About 60,000 people are losing their homes, 199 villages and settlements are to be drowned. New settlements are being built, but not everyone will be able to afford to live there. Many will end up in the slums of Diyarbakir or try to emigrate.
Even those who can afford moving to New Hasankeyf will be faced with a very different life, one without the familiar social community, without neighbors, friends, relatives. Moreover, the soil is barren and stony, hardly anything grows in New Hasankeyf.
On Thursday evening I walk through Hasankeyf for the very last time, say goodbye to Ömer and many others in the village. Then, from the bridge, I say my farewells to the Tigris. After 10,000 years of history, everything is being destroyed – in the name of an allegedly renewable and clean form of energy. I feel like crying and throwing up at the same time.

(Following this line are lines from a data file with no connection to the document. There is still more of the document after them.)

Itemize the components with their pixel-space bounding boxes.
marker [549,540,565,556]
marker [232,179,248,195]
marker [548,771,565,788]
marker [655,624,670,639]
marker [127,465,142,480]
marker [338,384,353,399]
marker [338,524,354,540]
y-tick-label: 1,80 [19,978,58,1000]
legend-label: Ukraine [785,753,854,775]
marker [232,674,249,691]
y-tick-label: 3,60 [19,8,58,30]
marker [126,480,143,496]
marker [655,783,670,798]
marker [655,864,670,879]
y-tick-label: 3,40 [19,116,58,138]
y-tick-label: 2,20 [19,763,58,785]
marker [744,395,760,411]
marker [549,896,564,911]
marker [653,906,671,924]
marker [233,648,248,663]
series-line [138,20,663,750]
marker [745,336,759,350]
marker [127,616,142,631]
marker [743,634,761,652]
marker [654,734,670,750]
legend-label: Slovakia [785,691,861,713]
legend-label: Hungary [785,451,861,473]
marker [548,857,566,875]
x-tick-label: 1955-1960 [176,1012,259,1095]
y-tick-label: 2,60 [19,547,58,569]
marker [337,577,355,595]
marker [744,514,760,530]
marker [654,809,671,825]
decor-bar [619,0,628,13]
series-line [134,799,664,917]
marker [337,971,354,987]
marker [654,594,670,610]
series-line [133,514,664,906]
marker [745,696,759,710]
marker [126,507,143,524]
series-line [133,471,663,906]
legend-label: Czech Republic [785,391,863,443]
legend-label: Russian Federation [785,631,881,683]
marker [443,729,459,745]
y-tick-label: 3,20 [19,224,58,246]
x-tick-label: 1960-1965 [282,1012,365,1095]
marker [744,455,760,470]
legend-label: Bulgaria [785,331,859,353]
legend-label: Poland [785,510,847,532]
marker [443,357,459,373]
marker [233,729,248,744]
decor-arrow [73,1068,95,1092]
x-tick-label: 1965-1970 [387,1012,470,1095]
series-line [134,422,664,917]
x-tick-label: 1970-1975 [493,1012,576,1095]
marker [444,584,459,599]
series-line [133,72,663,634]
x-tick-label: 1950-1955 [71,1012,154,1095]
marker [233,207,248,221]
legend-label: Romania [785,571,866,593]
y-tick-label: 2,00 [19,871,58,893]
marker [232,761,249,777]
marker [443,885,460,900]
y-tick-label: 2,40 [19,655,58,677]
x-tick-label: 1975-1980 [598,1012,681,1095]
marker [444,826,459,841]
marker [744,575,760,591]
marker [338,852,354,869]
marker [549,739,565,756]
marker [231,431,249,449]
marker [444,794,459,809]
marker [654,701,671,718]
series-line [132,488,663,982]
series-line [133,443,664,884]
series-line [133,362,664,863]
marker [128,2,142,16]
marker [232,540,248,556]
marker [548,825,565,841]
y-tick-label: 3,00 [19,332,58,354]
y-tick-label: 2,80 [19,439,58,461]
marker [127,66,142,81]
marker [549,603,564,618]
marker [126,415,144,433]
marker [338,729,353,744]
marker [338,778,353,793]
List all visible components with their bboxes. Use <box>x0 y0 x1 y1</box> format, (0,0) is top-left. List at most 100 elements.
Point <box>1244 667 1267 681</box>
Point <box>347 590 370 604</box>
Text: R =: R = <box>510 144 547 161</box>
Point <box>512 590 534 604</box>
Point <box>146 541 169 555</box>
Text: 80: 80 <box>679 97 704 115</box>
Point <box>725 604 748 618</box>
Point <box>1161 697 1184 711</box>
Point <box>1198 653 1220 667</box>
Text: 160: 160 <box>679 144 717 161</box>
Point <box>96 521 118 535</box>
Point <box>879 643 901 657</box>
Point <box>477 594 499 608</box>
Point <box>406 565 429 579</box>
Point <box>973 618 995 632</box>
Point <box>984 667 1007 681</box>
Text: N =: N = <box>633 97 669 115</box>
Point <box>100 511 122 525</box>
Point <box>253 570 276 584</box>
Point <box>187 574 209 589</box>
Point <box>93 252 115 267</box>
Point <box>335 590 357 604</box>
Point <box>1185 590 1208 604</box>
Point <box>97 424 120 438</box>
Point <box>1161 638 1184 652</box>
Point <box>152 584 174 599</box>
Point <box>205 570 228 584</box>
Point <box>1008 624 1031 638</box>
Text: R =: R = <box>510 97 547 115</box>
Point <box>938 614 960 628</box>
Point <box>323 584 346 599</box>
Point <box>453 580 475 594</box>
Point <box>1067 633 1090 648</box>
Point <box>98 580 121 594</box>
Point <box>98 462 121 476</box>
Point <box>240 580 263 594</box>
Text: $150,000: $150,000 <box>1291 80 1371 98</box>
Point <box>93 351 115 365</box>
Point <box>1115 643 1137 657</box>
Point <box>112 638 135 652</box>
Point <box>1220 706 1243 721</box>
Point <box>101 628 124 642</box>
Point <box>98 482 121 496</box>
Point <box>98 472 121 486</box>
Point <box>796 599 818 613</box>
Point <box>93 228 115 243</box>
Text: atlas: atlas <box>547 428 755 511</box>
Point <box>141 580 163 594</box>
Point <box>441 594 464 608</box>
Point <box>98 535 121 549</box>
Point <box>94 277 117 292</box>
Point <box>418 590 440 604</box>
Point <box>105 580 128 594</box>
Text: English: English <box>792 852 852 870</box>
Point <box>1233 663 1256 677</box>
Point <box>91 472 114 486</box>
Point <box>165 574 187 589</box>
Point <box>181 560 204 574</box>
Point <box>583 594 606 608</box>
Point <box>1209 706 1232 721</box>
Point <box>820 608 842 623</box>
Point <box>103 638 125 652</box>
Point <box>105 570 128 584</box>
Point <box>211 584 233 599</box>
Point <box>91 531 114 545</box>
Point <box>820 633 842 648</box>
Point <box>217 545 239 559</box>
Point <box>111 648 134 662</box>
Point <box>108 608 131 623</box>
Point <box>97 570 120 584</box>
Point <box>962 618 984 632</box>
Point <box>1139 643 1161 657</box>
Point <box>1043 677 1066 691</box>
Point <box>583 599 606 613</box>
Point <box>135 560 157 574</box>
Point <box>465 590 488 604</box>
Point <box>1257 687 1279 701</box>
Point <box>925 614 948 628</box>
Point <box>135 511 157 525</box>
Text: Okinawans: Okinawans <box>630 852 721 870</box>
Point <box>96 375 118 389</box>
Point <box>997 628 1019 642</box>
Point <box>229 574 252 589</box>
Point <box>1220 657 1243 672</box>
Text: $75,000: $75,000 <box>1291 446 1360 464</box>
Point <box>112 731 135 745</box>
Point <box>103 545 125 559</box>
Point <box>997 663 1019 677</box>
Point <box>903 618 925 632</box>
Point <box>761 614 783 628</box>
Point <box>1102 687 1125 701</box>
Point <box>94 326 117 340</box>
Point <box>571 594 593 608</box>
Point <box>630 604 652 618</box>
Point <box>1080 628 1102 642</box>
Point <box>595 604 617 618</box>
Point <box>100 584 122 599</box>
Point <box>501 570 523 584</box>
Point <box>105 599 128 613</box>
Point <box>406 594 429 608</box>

On Friday, the 13th of September, I fly back to Vienna. The following weekend I spend at home, I fall sick. To this day, I wasn’t able to digest my feelings of despair. We gave a lot in the campaign, but evidently not enough. We have lost. But not only us, who were actively fighting against the Ilisu project, but everyone has lost. For Hasankeyf and Mesopotamia mean to cultural history of the world what the Amazon rainforest means to the ecology of our planet. It is a world heritage; it belongs to all people. At least, it used to belong.
On October 8th, the market street in Hasankeyf will be leveled to the ground, houses will be torn down and the bridge over the Tigris will be closed. And then, the waiting for the water begins. We are losing the world.
Is it possible to learn something from the Ilisu case? Even with some distance and the experience of 30 years of professional work in nature conservation, I find it difficult. But one thing is clearer than ever to me: We should and we must be angrier and act more intensely against those who destroy our world. How dare you!